Commanders radio host says the quiet part out loud about firing Kliff Kingsbury

It's the question on everyone's mind.
Former Washington Commanders offensive coordinator Kliff Kingsbury
Former Washington Commanders offensive coordinator Kliff Kingsbury | Logan Bowles/GettyImages

Every Washington Commanders fan knew there would be changes coming at the end of the disappointing 2025 season. Head coach Dan Quinn delivered.

Defensive coordinator Joe Whitt Jr. already had a foot out the door from the moment he was stripped of play-calling duties. Recent reports suggested that offensive coordinator Kliff Kingsbury was on his way out as well.

But to actually witness both men saying goodbye on the same day? That’s still a shock to the system.

News like this usually only happens to teams at either end of the success spectrum.

Commanders better have a strong plan in place to replace Kliff Kingsbury

Teams at the bottom of the league fire their head coach, and whoever replaces him cleans house, bringing in his own chosen coordinators. Or the very best teams might see both coordinators leave to take head-coaching jobs elsewhere.

But neither of those descriptions fits the Commanders.

They may have had a great season in 2024 and a poor one in 2025, but realistically, they are neither as good nor as bad as those two seasons suggest. They are somewhere in the middle of the pack, and middle-of-the-pack teams usually don’t blow things up.

The Team 980’s Kevin Sheehan had the exact right take on the news that Kingsbury was leaving.

"If they move on from somebody like Kliff Kingsbury, they better have a better solution."
Kevin Sheehan

If the recent reports are correct and tension has been brewing between Kingsbury, Quinn, and Adam Peters for a while, you can best believe that the general manager has plans in place. There are a lot of reasonable offensive minds on the market, and at this time of the year, new ones seem to crop up every day.

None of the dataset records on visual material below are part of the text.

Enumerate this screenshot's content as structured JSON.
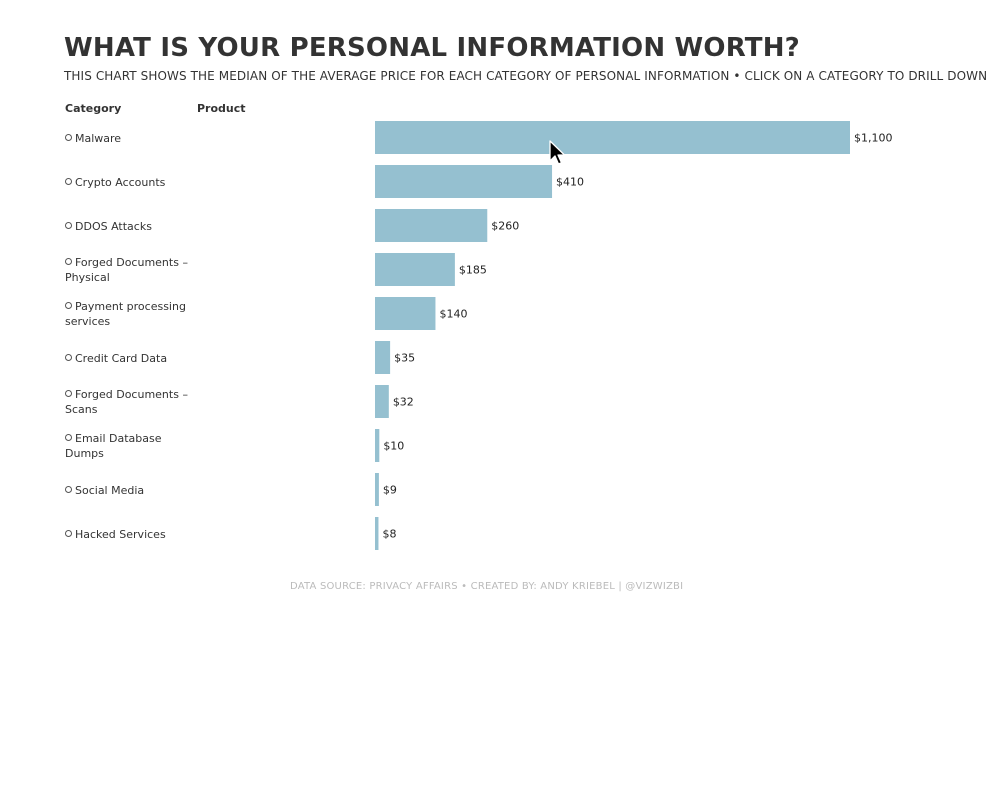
{
  "header": {
    "title": "WHAT IS YOUR PERSONAL INFORMATION WORTH?",
    "subtitle": "THIS CHART SHOWS THE MEDIAN OF THE AVERAGE PRICE FOR EACH CATEGORY OF PERSONAL INFORMATION  •  CLICK ON A CATEGORY TO DRILL DOWN"
  },
  "columns": {
    "category": "Category",
    "product": "Product"
  },
  "footer": {
    "text": "DATA SOURCE: PRIVACY AFFAIRS  •  CREATED BY: ANDY KRIEBEL | @VIZWIZBI"
  },
  "colors": {
    "bar": "#95c0d0",
    "text": "#333333"
  },
  "chart_data": {
    "type": "bar",
    "orientation": "horizontal",
    "title": "WHAT IS YOUR PERSONAL INFORMATION WORTH?",
    "xlabel": "",
    "ylabel": "Category",
    "xlim": [
      0,
      1100
    ],
    "grid": false,
    "categories": [
      "Malware",
      "Crypto Accounts",
      "DDOS Attacks",
      "Forged Documents – Physical",
      "Payment processing services",
      "Credit Card Data",
      "Forged Documents – Scans",
      "Email Database Dumps",
      "Social Media",
      "Hacked Services"
    ],
    "values": [
      1100,
      410,
      260,
      185,
      140,
      35,
      32,
      10,
      9,
      8
    ],
    "labels": [
      "$1,100",
      "$410",
      "$260",
      "$185",
      "$140",
      "$35",
      "$32",
      "$10",
      "$9",
      "$8"
    ]
  }
}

Kevin Stefanski, the recently fired Cleveland Browns head coach, is receiving interview requests. But if he gets no offers for a top job and wants to work as a coordinator next year, it’s hard to imagine Peters won’t be beating down his door.

Is it possible they have already spoken?

What about Mike Kafka? Before he was laughed out of New York for failing in his no-win trial as the Giants’ interim coach, he was known as the guru who helped Patrick Mahomes adjust to the NFL and then began to work similar magic with Jaxson Dart. He would bring a touch of the Andy Reid offense to D.C.

Davis Webb has coached Bo Nix in Denver and served as the Broncos' pass game coordinator. As a member of Denver’s staff, he has been learning at the feet of Sean Payton. David Shaw runs the passing game in Detroit, and we have heard (and seen – in the hiring of Lance Newmark) that Peters admires the way the Lions operate.

Here’s the main point. All of those potential Kingsbury replacements come from a different background. That seems to be the primary goal right now.

Fresh blood. New ideas.

If quarterbacks' coach Tavita Pritchard had not left this year to return to his alma mater as Stanford's head coach, perhaps he would have been an in-house candidate to replace Kingsbury. But he may have been deemed too inexperienced for the job.

But more importantly, someone like Pritchard would have made sense only if Kingsbury left for a head-coaching job and Peters and Quinn wanted to maintain some sense of continuity. That is not what happened.

They essentially fired Kingsbury along with Whitt. As Sheehan said, you don’t move on from the quality of Kingsbury unless you think you have somebody better lined up.

There is no one in-house. But there may be someone out there who is.

Pretty soon, we should find out what the plan is.